The clip didn’t look nearly this nice when I rescued it, and there was a lot of work involved in getting it looking presentable. The effort was worth it, because this scratched one of those longtime itches I’d forgotten I had.


In “Like Playing the Lottery” (March 7, 2013: Volume 2, page 83), I mused whether a two-tone Gordon was correct. “It’s possible that Gordon decided to jazz things up a bit by making two-color pencils out of parts from each,” I wrote, “but if anyone’s got a red veined example with a bronze and cream cap and wants to swap parts, I’m all ears!”

Now I’m all ears for an all red veined example.
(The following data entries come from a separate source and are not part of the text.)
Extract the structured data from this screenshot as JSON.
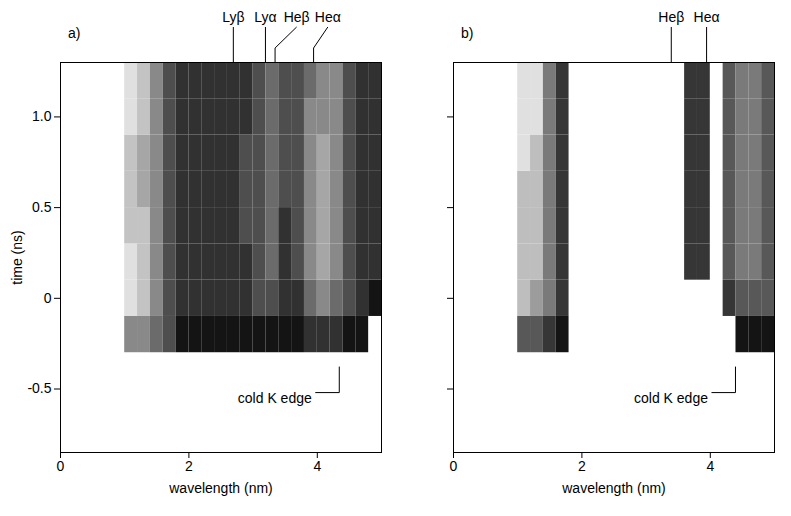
{
  "chart_data": [
    {
      "type": "heatmap",
      "panel": "a)",
      "xlabel": "wavelength (nm)",
      "ylabel": "time (ns)",
      "xlim": [
        0,
        5
      ],
      "ylim": [
        -0.85,
        1.3
      ],
      "xticks": [
        0,
        2,
        4
      ],
      "yticks": [
        -0.5,
        0,
        0.5,
        {
          "value": 1,
          "label": "1.0"
        }
      ],
      "tick_labels": true,
      "line_labels": [
        {
          "text": "Lyβ",
          "x": 2.7
        },
        {
          "text": "Lyα",
          "x": 3.2
        },
        {
          "text": "Heβ",
          "x": 3.35
        },
        {
          "text": "Heα",
          "x": 3.95
        }
      ],
      "annotations": [
        {
          "text": "cold K edge",
          "x": 4.35,
          "y": -0.55
        }
      ],
      "cells": {
        "x": [
          1.1,
          1.3,
          1.5,
          1.7,
          1.9,
          2.1,
          2.3,
          2.5,
          2.7,
          2.9,
          3.1,
          3.3,
          3.5,
          3.7,
          3.9,
          4.1,
          4.3,
          4.5,
          4.7,
          4.9
        ],
        "y": [
          -0.2,
          0.0,
          0.2,
          0.4,
          0.6,
          0.8,
          1.0,
          1.2
        ],
        "values": [
          [
            5,
            5,
            4,
            3,
            1,
            1,
            1,
            1,
            1,
            1,
            1,
            1,
            1,
            1,
            2,
            2,
            2,
            1,
            1,
            0
          ],
          [
            8,
            7,
            5,
            3,
            2,
            2,
            2,
            2,
            2,
            2,
            3,
            3,
            2,
            2,
            4,
            5,
            4,
            3,
            2,
            1
          ],
          [
            8,
            7,
            5,
            3,
            2,
            2,
            2,
            2,
            2,
            2,
            3,
            4,
            2,
            3,
            5,
            6,
            5,
            3,
            2,
            2
          ],
          [
            7,
            7,
            5,
            3,
            2,
            2,
            2,
            2,
            2,
            3,
            3,
            4,
            2,
            3,
            5,
            6,
            5,
            3,
            2,
            2
          ],
          [
            7,
            6,
            5,
            3,
            2,
            2,
            2,
            2,
            2,
            3,
            3,
            4,
            3,
            3,
            5,
            6,
            5,
            3,
            2,
            2
          ],
          [
            7,
            6,
            5,
            3,
            2,
            2,
            2,
            2,
            2,
            3,
            3,
            4,
            3,
            3,
            5,
            6,
            5,
            3,
            2,
            2
          ],
          [
            8,
            7,
            5,
            3,
            2,
            2,
            2,
            2,
            2,
            2,
            3,
            4,
            3,
            3,
            5,
            5,
            5,
            3,
            2,
            2
          ],
          [
            8,
            7,
            5,
            3,
            2,
            2,
            2,
            2,
            2,
            2,
            3,
            4,
            3,
            3,
            4,
            5,
            5,
            3,
            2,
            2
          ]
        ]
      }
    },
    {
      "type": "heatmap",
      "panel": "b)",
      "xlabel": "wavelength (nm)",
      "xlim": [
        0,
        5
      ],
      "ylim": [
        -0.85,
        1.3
      ],
      "xticks": [
        0,
        2,
        4
      ],
      "yticks": [
        -0.5,
        0,
        0.5,
        1
      ],
      "tick_labels": "x",
      "line_labels": [
        {
          "text": "Heβ",
          "x": 3.4
        },
        {
          "text": "Heα",
          "x": 3.95
        }
      ],
      "annotations": [
        {
          "text": "cold K edge",
          "x": 4.4,
          "y": -0.55
        }
      ],
      "cells": {
        "x": [
          1.1,
          1.3,
          1.5,
          1.7,
          1.9,
          2.1,
          2.3,
          2.5,
          2.7,
          2.9,
          3.1,
          3.3,
          3.5,
          3.7,
          3.9,
          4.1,
          4.3,
          4.5,
          4.7,
          4.9
        ],
        "y": [
          -0.2,
          0.0,
          0.2,
          0.4,
          0.6,
          0.8,
          1.0,
          1.2
        ],
        "values": [
          [
            3,
            3,
            2,
            1,
            0,
            0,
            0,
            0,
            0,
            0,
            0,
            0,
            0,
            0,
            0,
            0,
            0,
            1,
            1,
            1
          ],
          [
            6,
            5,
            4,
            2,
            0,
            0,
            0,
            0,
            0,
            0,
            0,
            0,
            0,
            0,
            0,
            0,
            2,
            3,
            3,
            3
          ],
          [
            6,
            6,
            4,
            2,
            0,
            0,
            0,
            0,
            0,
            0,
            0,
            0,
            0,
            2,
            2,
            0,
            3,
            4,
            4,
            3
          ],
          [
            6,
            6,
            4,
            2,
            0,
            0,
            0,
            0,
            0,
            0,
            0,
            0,
            0,
            2,
            2,
            0,
            3,
            4,
            4,
            3
          ],
          [
            6,
            6,
            4,
            2,
            0,
            0,
            0,
            0,
            0,
            0,
            0,
            0,
            0,
            2,
            2,
            0,
            3,
            4,
            4,
            3
          ],
          [
            7,
            6,
            4,
            2,
            0,
            0,
            0,
            0,
            0,
            0,
            0,
            0,
            0,
            2,
            2,
            0,
            3,
            4,
            4,
            3
          ],
          [
            7,
            7,
            4,
            2,
            0,
            0,
            0,
            0,
            0,
            0,
            0,
            0,
            0,
            2,
            2,
            0,
            3,
            4,
            4,
            3
          ],
          [
            7,
            7,
            4,
            2,
            0,
            0,
            0,
            0,
            0,
            0,
            0,
            0,
            0,
            2,
            2,
            0,
            3,
            4,
            4,
            3
          ]
        ]
      }
    }
  ]
}
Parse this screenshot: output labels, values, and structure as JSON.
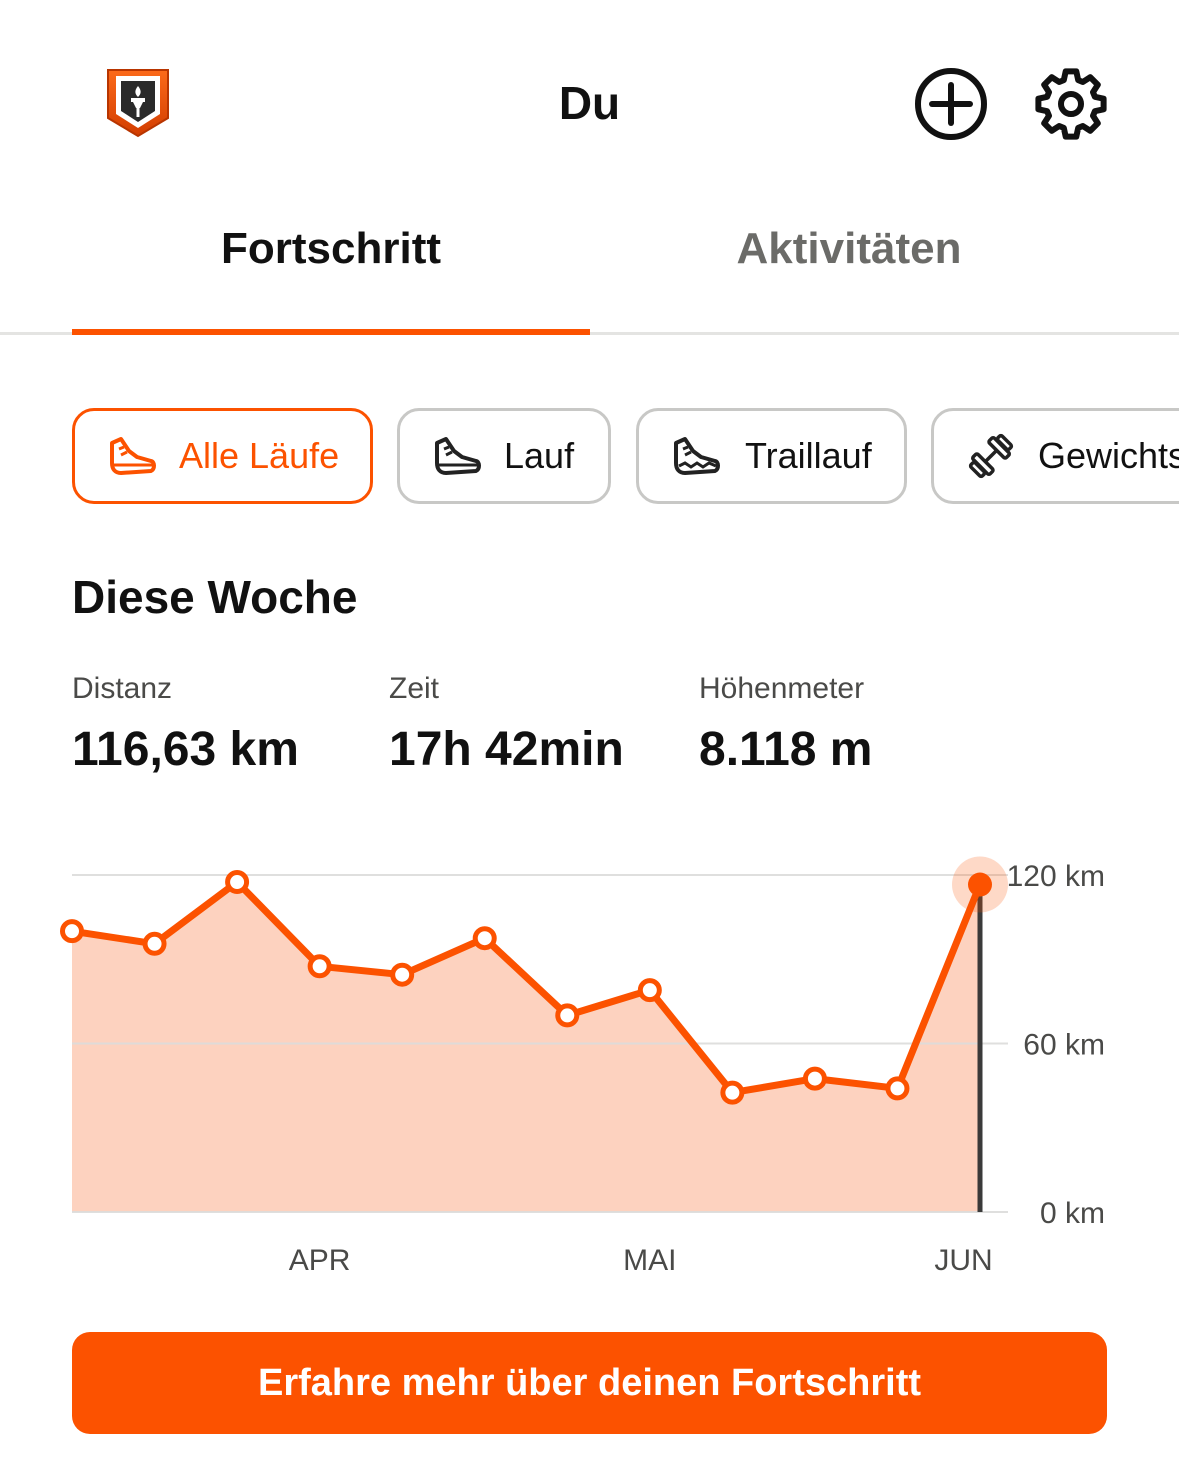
{
  "header": {
    "title": "Du",
    "icons": {
      "badge": "torch-shield-icon",
      "add": "plus-circle-icon",
      "settings": "gear-icon"
    }
  },
  "tabs": [
    {
      "label": "Fortschritt",
      "active": true
    },
    {
      "label": "Aktivitäten",
      "active": false
    }
  ],
  "filters": [
    {
      "label": "Alle Läufe",
      "icon": "running-shoe-icon",
      "active": true
    },
    {
      "label": "Lauf",
      "icon": "running-shoe-icon",
      "active": false
    },
    {
      "label": "Traillauf",
      "icon": "trail-shoe-icon",
      "active": false
    },
    {
      "label": "Gewichts",
      "icon": "dumbbell-icon",
      "active": false
    }
  ],
  "week": {
    "title": "Diese Woche",
    "stats": [
      {
        "label": "Distanz",
        "value": "116,63 km"
      },
      {
        "label": "Zeit",
        "value": "17h 42min"
      },
      {
        "label": "Höhenmeter",
        "value": "8.118 m"
      }
    ]
  },
  "chart_data": {
    "type": "area",
    "x_labels": [
      "APR",
      "MAI",
      "JUN"
    ],
    "y_ticks": [
      "0 km",
      "60 km",
      "120 km"
    ],
    "ylim": [
      0,
      120
    ],
    "values": [
      100,
      95.5,
      117.5,
      87.5,
      84.5,
      97.5,
      70,
      79,
      42.5,
      47.5,
      44,
      116.6
    ],
    "highlight_index": 11,
    "colors": {
      "line": "#fc5200",
      "fill": "#fdd2bf",
      "grid": "#dcdcda"
    }
  },
  "cta": {
    "label": "Erfahre mehr über deinen Fortschritt"
  }
}
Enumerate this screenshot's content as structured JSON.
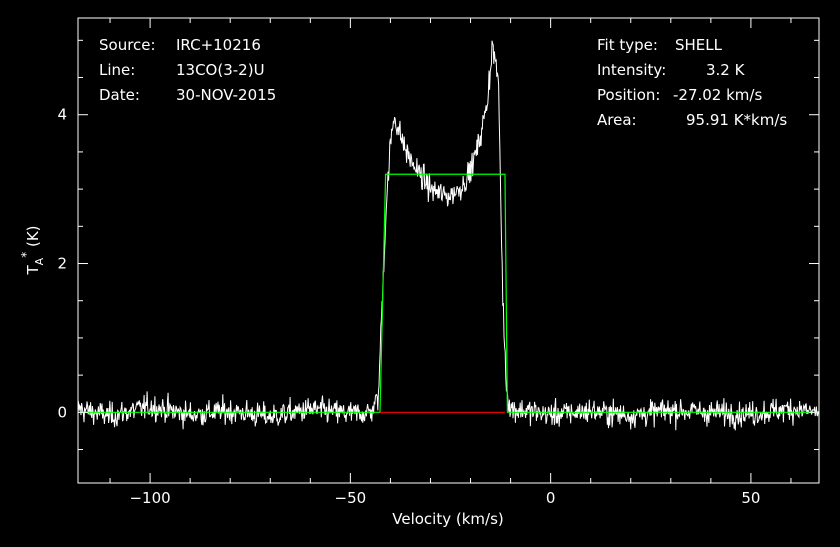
{
  "header": {
    "left": [
      {
        "label": "Source:",
        "value": "IRC+10216"
      },
      {
        "label": "Line:",
        "value": "13CO(3-2)U"
      },
      {
        "label": "Date:",
        "value": "30-NOV-2015"
      }
    ],
    "right": [
      {
        "label": "Fit type:",
        "value": "SHELL"
      },
      {
        "label": "Intensity:",
        "value": "3.2 K"
      },
      {
        "label": "Position:",
        "value": "-27.02 km/s"
      },
      {
        "label": "Area:",
        "value": "95.91 K*km/s"
      }
    ]
  },
  "chart_data": {
    "type": "line",
    "xlabel": "Velocity (km/s)",
    "ylabel": "T_A^* (K)",
    "xlim": [
      -118,
      67
    ],
    "ylim": [
      -0.95,
      5.3
    ],
    "xticks": [
      -100,
      -50,
      0,
      50
    ],
    "xtick_labels": [
      "−100",
      "−50",
      "0",
      "50"
    ],
    "yticks": [
      0,
      2,
      4
    ],
    "ytick_labels": [
      "0",
      "2",
      "4"
    ],
    "colors": {
      "spectrum": "#ffffff",
      "fit": "#00ff00",
      "baseline": "#ff0000",
      "axes": "#ffffff",
      "background": "#000000"
    },
    "series": [
      {
        "name": "spectrum",
        "x": [
          -118,
          -110,
          -100,
          -90,
          -80,
          -70,
          -60,
          -50,
          -45,
          -43,
          -42,
          -41,
          -40,
          -39,
          -38,
          -36,
          -34,
          -32,
          -30,
          -28,
          -26,
          -24,
          -22,
          -20,
          -18,
          -16,
          -14.5,
          -13,
          -12,
          -11,
          -10,
          0,
          10,
          20,
          30,
          40,
          50,
          60,
          67
        ],
        "y": [
          0.05,
          -0.05,
          0.08,
          -0.03,
          0.02,
          -0.06,
          0.04,
          -0.02,
          0.0,
          0.2,
          1.6,
          2.8,
          3.6,
          4.0,
          3.8,
          3.5,
          3.3,
          3.15,
          3.0,
          2.95,
          2.9,
          2.95,
          3.05,
          3.25,
          3.6,
          4.1,
          4.95,
          4.4,
          1.6,
          0.3,
          0.05,
          -0.03,
          0.02,
          -0.04,
          0.03,
          0.0,
          -0.02,
          0.05,
          0.0
        ]
      },
      {
        "name": "shell fit",
        "x": [
          -118,
          -42.6,
          -41.2,
          -11.4,
          -10.8,
          67
        ],
        "y": [
          0,
          0,
          3.2,
          3.2,
          0,
          0
        ]
      },
      {
        "name": "baseline",
        "x": [
          -42.6,
          -11.4
        ],
        "y": [
          0,
          0
        ]
      }
    ],
    "noise_rms": 0.17
  }
}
And it continues . . . 

That was happy accident number one from Rob’s freebie pile. Here’s number two:


I like these later Moore “Mastercraft” pencils, and I figured since I probably already had one, I wouldn’t mind carrying this one around as an everyday doodler (and besides, I told myself, it’s “free”).


And then I checked my photo archive . . .


I couldn’t have called a better shot.


That blue “Hiriter” is another one I wouldn’t have thought twice about if there was more money to be paid. Hiriter was a David Kahn brand (Kahn is best known as maker of the Wearever), although I don’t know if the Hiriter was for Kahn’s own account or whether it was supplied to some retailer. It wasn’t a high quality affair, but still – I liked the clip and the color, and when I got it home:


Now I have one that has all of its parts.

As for the last one in this group, it is a Dur-O-Lite and one of the earliest ones, at that. The company was founded in 1926, and that square bolt securing the clip to the barrel was only used until 1928. It isn’t the earliest, but it’s pretty early – that longer nose was adopted in early 1927.

I was sure I had one, but I’m a sucker for these and if I run across one that needs a clip or a good nose, I figured it would be handy to have. Besides . . . its free . . . and yes, I did have one.


But the one I have didn’t have this written on the side, which I didn’t notice when I plucked it from the pile to bring home:

I’m confident that if I had actually spent additional money on these things, I would never have batted four for four!